By the time they got to it, Milly was already performing her acrobatic routine and barking wildly. They made their way round to the far side of the car, and Trevor climbed in behind the steering wheel whilst having to use considerable force to push Milly over onto the passenger seat. Sandra ducked down as she made out the shapes of four men through the glass entrance to the apartment block.
‘Now what?’ said Trevor when she had clambered into the back of the car
and handed him the keys.
‘First of all, just get us out of here.’
He started the engine, and the Peugeot lurched forward as the clutch reacted very differently from the one in his van. But by the time they reached the end of the street and he randomly decided to turn left, he’d pretty much got the hang of it.
‘We could do with somewhere we can lay low for a while,’ said Sandra, looking through the back window of the car to make sure they weren’t being followed. ‘Somewhere we won’t be disturbed while we make one or two phone calls.’
Trevor glimpsed the back of her head in the rear-view mirror and then her face as she turned towards him.
‘Where exactly does your sister live?’ she said.
* * *
As soon as Trevor and Sandra had left the building, Patterson had radioed Jarvis and Coleman and told them to leave their posts at the fire escape and the emergency exit at the back and get their arses round to the entrance hall. They had arrived within seconds, and the four men watched as the white Peugeot lurched off up the road. All of them had their guns drawn, but Patterson had given the order that no-one should fire unless he told them to. In the end, though, he’d decided it was just too risky. He still had no idea who this Trevor Hawkins was, and maybe he was totally innocent. If so, he certainly didn’t want to be held responsible for the guy having his head blown off. Besides, the tracking device on the car meant they could keep tabs on them and do the necessary when the conditions were more favourable.
‘Let’s just hope the bloody tracker’s working,’ he said when they stepped through the door and saw the car turn left at the top of the street.
‘No reason why it shouldn’t,’ said Statham. ‘Those things are usually pretty reliable.’
Patterson turned to him with a world weary expression and a tone of voice to match. ‘That’s what they said about the Titanic.’
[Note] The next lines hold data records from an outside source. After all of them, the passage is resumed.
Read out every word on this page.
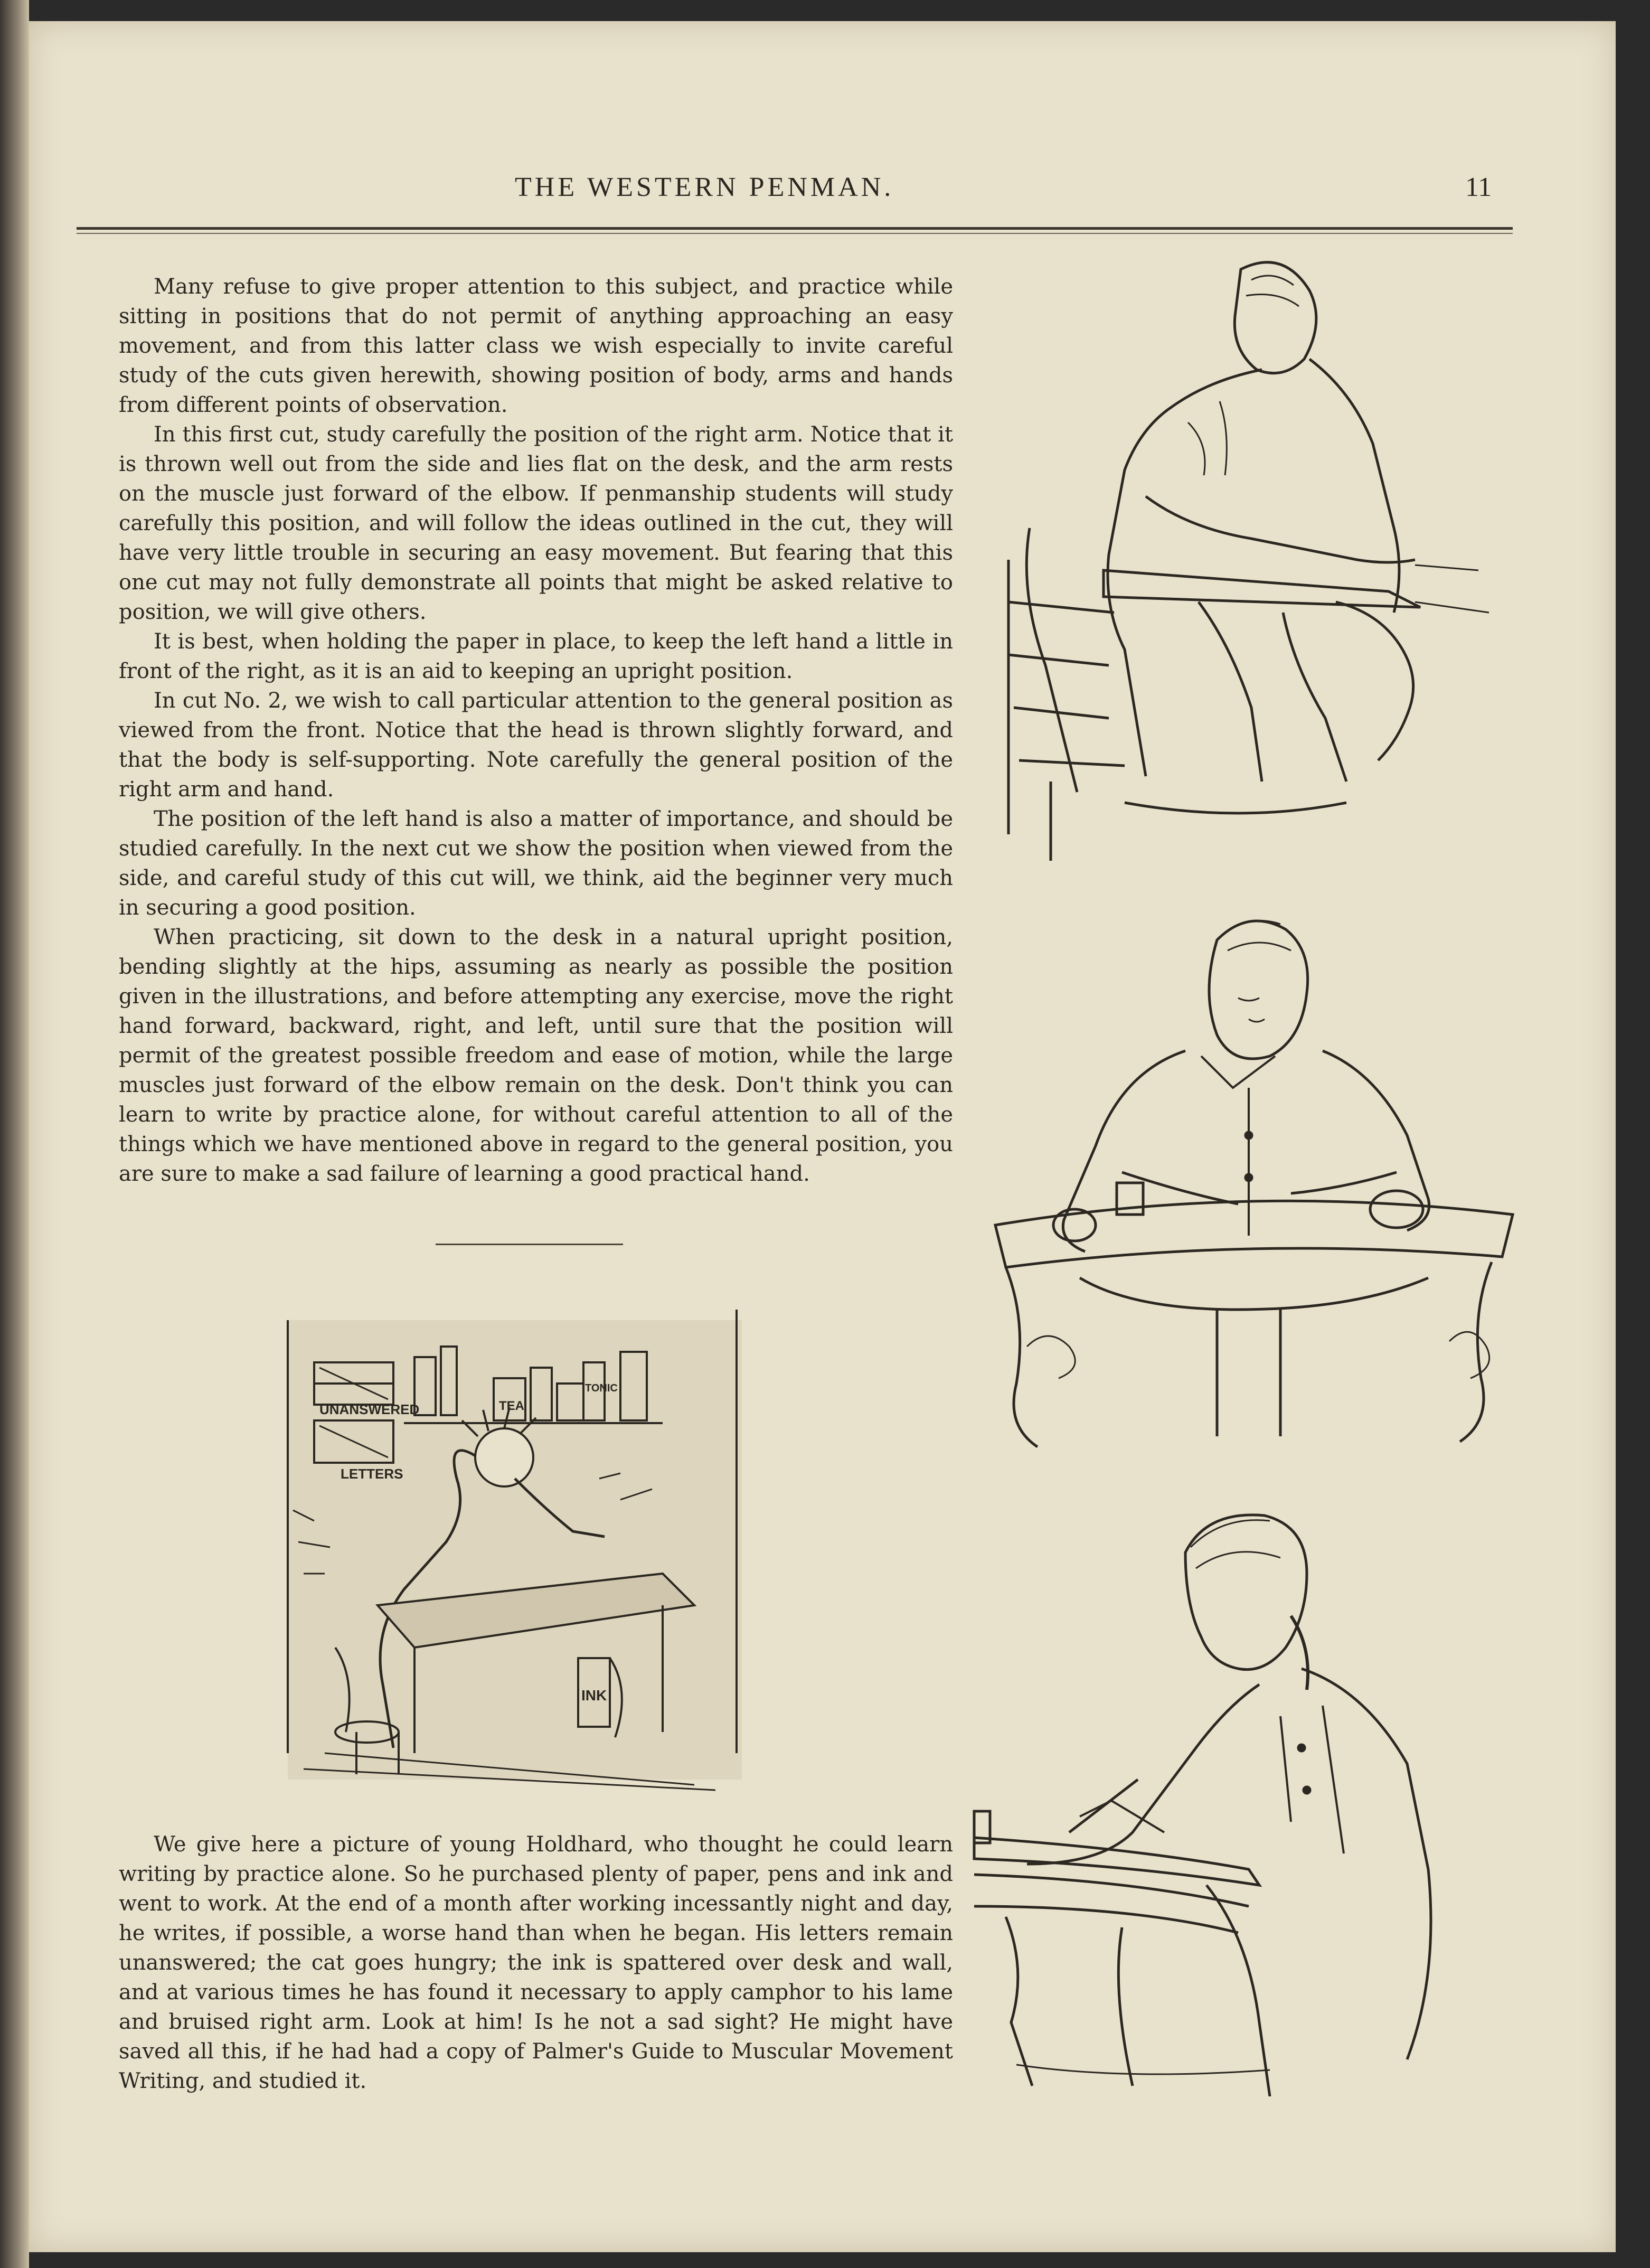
THE WESTERN PENMAN.	11

Many refuse to give proper attention to this subject, and practice while sitting in positions that do not permit of anything approaching an easy movement, and from this latter class we wish especially to invite careful study of the cuts given herewith, showing position of body, arms and hands from different points of observation.

In this first cut, study carefully the position of the right arm. Notice that it is thrown well out from the side and lies flat on the desk, and the arm rests on the muscle just forward of the elbow. If penmanship students will study carefully this position, and will follow the ideas outlined in the cut, they will have very little trouble in securing an easy movement. But fearing that this one cut may not fully demonstrate all points that might be asked relative to position, we will give others.

It is best, when holding the paper in place, to keep the left hand a little in front of the right, as it is an aid to keeping an upright position.

In cut No. 2, we wish to call particular attention to the general position as viewed from the front. Notice that the head is thrown slightly forward, and that the body is self-supporting. Note carefully the general position of the right arm and hand.

The position of the left hand is also a matter of importance, and should be studied carefully. In the next cut we show the position when viewed from the side, and careful study of this cut will, we think, aid the beginner very much in securing a good position.

When practicing, sit down to the desk in a natural upright position, bending slightly at the hips, assuming as nearly as possible the position given in the illustrations, and before attempting any exercise, move the right hand forward, backward, right, and left, until sure that the position will permit of the greatest possible freedom and ease of motion, while the large muscles just forward of the elbow remain on the desk. Don't think you can learn to write by practice alone, for without careful attention to all of the things which we have mentioned above in regard to the general position, you are sure to make a sad failure of learning a good practical hand.

UNANSWERED
LETTERS
TEA
TONIC
INK

We give here a picture of young Holdhard, who thought he could learn writing by practice alone. So he purchased plenty of paper, pens and ink and went to work. At the end of a month after working incessantly night and day, he writes, if possible, a worse hand than when he began. His letters remain unanswered; the cat goes hungry; the ink is spattered over desk and wall, and at various times he has found it necessary to apply camphor to his lame and bruised right arm. Look at him! Is he not a sad sight? He might have saved all this, if he had had a copy of Palmer's Guide to Muscular Movement Writing, and studied it.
‘Anyway,’ he went on, ‘instead of standing around gassing, I suggest we get on and put your optimism to the test.’
He was about to tell Jarvis and Coleman to stay where they were and keep an eye out for anyone who looked even vaguely suspicious when a silver-coloured taxi pulled up on the opposite side of the street. All four watched in silence as the driver got out and opened the rear door that was nearest to them and then went to the back of the car and lifted the boot. The passenger emerged, wearing dark glasses and carrying a long white stick, and felt his way along the side of the taxi while the cabbie took a small brown suitcase from the boot and slammed the lid shut.